Falou o nome. Enquanto a secretária olhava no arquivo, a mulher abriu a bolsa e tirou o espelhinho. Diante dele, passou a mão nos cabelos e mirou as rugas. Sentiu-se de repente muito velha e feia.
A secretária : quarto número dezenove. Deve ter saído há pouco da mesa de cirurgia. Agradeceu e seguiu pelo corredor branco. Um cheiro indefinido saía de sob as portas fechadas. Subiu uma escada. Havia um elevador mas ela preferiu subir as escadas. Uma enfermeira descia conversando com um médico. No segundo andar havia um grande vaso de folhas verdes. Ela ficou por um momento na frente do vaso
retomando a respiração normal e se perguntando por quê no vaso só havia folhas e
nenhuma flor. Começou a procurar o quarto número dezenove.
A numeração ia de um a dez e ela teve de subir novamente uma outra escada. Parou no meio, a mão no peito: meu Deus, por quê sempre fazia as coisas pelo lado mais difícil? Então desceu os degraus que acabara de subir e esperou o elevador. Ao entrar nele, começou a pensar no marido. Ele não podia fazer aquilo com ela. Era uma espécie de deserção. Ficou com vontade de tirar outra vez o espelhinho da bolsa mas ante a perspectiva de tornar a ver o mesmo rosto de rugas, desistiu. O ascensorista olhava para ela., Na bolsa entreaberta, o brilho do espelho entre o batom e a carteira de identidade. O ascensorista a encarava. O que começava a sentir pelo marido naquele momento : uma raiva fininha querendo crescer e azedar o seu dia. A senhora vai sair ou não ? resmungou o ascensorista.
O quarto número dezenove ficava entre o quarto número dezoito e o de número vinte e ela achou aquilo muito lógico e perfeito. Como perfeito era o velho que passava na sua cadeira de rodas, as duas pernas pela metade. Ela ficaria toda uma eternidade pendurada naquele vácuo branco e de cheiro indefinido se não existissem um compromisso e uma leve rede de água em seus olhos. Passou a mão nos olhos e depois no vestido e novamente se sentiu velha e desajeitada.

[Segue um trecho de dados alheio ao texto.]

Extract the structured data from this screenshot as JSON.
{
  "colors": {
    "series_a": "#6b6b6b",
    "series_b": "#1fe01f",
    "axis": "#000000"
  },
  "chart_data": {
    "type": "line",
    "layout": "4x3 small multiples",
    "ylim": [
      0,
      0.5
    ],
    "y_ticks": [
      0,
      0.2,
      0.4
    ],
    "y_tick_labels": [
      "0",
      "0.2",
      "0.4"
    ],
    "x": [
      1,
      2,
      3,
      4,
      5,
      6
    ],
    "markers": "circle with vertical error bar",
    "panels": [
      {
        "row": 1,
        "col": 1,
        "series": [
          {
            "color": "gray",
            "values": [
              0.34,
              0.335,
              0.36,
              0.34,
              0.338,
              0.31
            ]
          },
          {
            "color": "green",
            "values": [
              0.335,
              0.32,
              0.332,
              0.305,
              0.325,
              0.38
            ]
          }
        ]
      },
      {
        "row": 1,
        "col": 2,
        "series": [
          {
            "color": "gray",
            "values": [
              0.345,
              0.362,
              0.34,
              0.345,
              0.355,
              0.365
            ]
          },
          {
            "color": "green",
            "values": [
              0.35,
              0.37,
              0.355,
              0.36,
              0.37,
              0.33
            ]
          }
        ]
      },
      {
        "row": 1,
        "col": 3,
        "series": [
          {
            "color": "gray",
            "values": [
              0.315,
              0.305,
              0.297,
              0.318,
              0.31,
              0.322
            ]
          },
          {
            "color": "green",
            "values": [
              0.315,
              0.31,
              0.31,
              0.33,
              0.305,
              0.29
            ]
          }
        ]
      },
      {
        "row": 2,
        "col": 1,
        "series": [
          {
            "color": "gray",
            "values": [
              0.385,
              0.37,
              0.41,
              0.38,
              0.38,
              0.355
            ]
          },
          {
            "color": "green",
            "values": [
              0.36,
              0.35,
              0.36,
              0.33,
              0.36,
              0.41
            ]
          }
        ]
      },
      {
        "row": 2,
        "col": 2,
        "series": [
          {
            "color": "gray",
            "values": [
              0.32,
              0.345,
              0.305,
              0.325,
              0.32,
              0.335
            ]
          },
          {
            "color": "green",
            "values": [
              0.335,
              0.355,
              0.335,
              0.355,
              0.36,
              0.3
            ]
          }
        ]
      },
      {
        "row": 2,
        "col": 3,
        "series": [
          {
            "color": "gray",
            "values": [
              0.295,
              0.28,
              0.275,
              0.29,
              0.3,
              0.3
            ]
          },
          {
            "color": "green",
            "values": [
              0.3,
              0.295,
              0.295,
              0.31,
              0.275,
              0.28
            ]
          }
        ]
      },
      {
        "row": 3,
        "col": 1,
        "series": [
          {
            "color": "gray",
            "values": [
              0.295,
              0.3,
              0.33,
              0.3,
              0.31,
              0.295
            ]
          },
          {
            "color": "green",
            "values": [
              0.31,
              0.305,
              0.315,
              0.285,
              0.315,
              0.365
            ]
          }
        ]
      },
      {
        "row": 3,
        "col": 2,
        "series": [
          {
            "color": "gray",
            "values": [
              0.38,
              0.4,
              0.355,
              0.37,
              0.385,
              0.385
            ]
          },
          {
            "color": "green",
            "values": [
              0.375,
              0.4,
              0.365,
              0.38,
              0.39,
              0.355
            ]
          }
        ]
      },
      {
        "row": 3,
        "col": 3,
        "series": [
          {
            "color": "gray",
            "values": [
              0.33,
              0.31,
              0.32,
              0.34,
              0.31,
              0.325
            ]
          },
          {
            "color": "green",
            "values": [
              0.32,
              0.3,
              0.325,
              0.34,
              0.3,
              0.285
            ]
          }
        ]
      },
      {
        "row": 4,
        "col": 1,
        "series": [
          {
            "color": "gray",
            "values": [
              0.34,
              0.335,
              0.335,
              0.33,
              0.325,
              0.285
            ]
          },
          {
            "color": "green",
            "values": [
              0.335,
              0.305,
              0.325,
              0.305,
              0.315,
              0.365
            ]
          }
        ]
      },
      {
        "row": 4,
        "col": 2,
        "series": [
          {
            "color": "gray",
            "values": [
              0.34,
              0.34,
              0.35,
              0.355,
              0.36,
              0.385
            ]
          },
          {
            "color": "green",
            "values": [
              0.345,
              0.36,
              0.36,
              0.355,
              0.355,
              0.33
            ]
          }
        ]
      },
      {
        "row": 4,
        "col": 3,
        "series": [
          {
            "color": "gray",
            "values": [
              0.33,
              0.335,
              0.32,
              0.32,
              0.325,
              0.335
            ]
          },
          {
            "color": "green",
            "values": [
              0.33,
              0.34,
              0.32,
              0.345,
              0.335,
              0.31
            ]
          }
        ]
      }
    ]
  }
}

Ao abrir a porta do quarto dezenove : o universo higienizado, os assépticos metais borbulhando na água fervente, a paz doméstica dos chinelos sob a cama, o sol do meio-dia e um rosto estranho. Ela não podia acreditar. Já não era mais o homem de cinquenta e cinco anos – o mocinho de quinze? O novo rosto imberbe do marido trazia um novo som : foi uma operação tranquïla.
"É", falou ela, torcendo a bolsa nas mãos, "você ficou um boneco"
Não fiquei? Vem cá.
Ofereceu o murcho rosto triste para o homem. Beijou-o depois. Era como se beijasse o próprio filho ainda nas entranhas. Você ficou um boneco, tornou a repetir. Ele sorriu cheio de charme, o olho esquerdo arqueado : a enfermeira falou que eu fiquei com a cara do Terence Stamp. É, você ficou com a cara do Terence Stamp.
Enquanto ela falava, ia folheando o catálogo cheio de rostos. Eu fiz isto por você, querida. Eu sei. Você não vai ficar com ciúmes da enfermeira, não é? Ela abanou a cabeça e falou : não. Eu prometo ser o mesmo marido rabugento de sempre. Ela sorriu de olhos baixos – procurava nele a raiz do velho homem. Ele, sabendo que a deixava constrangida, pediu o espelho. Mirou-se de vários ângulos. Depois – a cirurgia ficou tão cara que seria melhor permanecer com o rosto antigo. Pelo menos foi o rosto que Deus me deu. Riu forçadamente, tentando sustentar o fracasso da frase. Esperou que ela dissesse alguma coisa. Ante o seu silêncio, continuou – agora é uma vida nova. A mulher repetiu a frase do marido e ficou sem saber se permanecia sentada na cama ou se andava pelo quarto de uma maneira delicada, como andara na sua lua-de-mel, ou se ia para a janela se debruçar e chorar.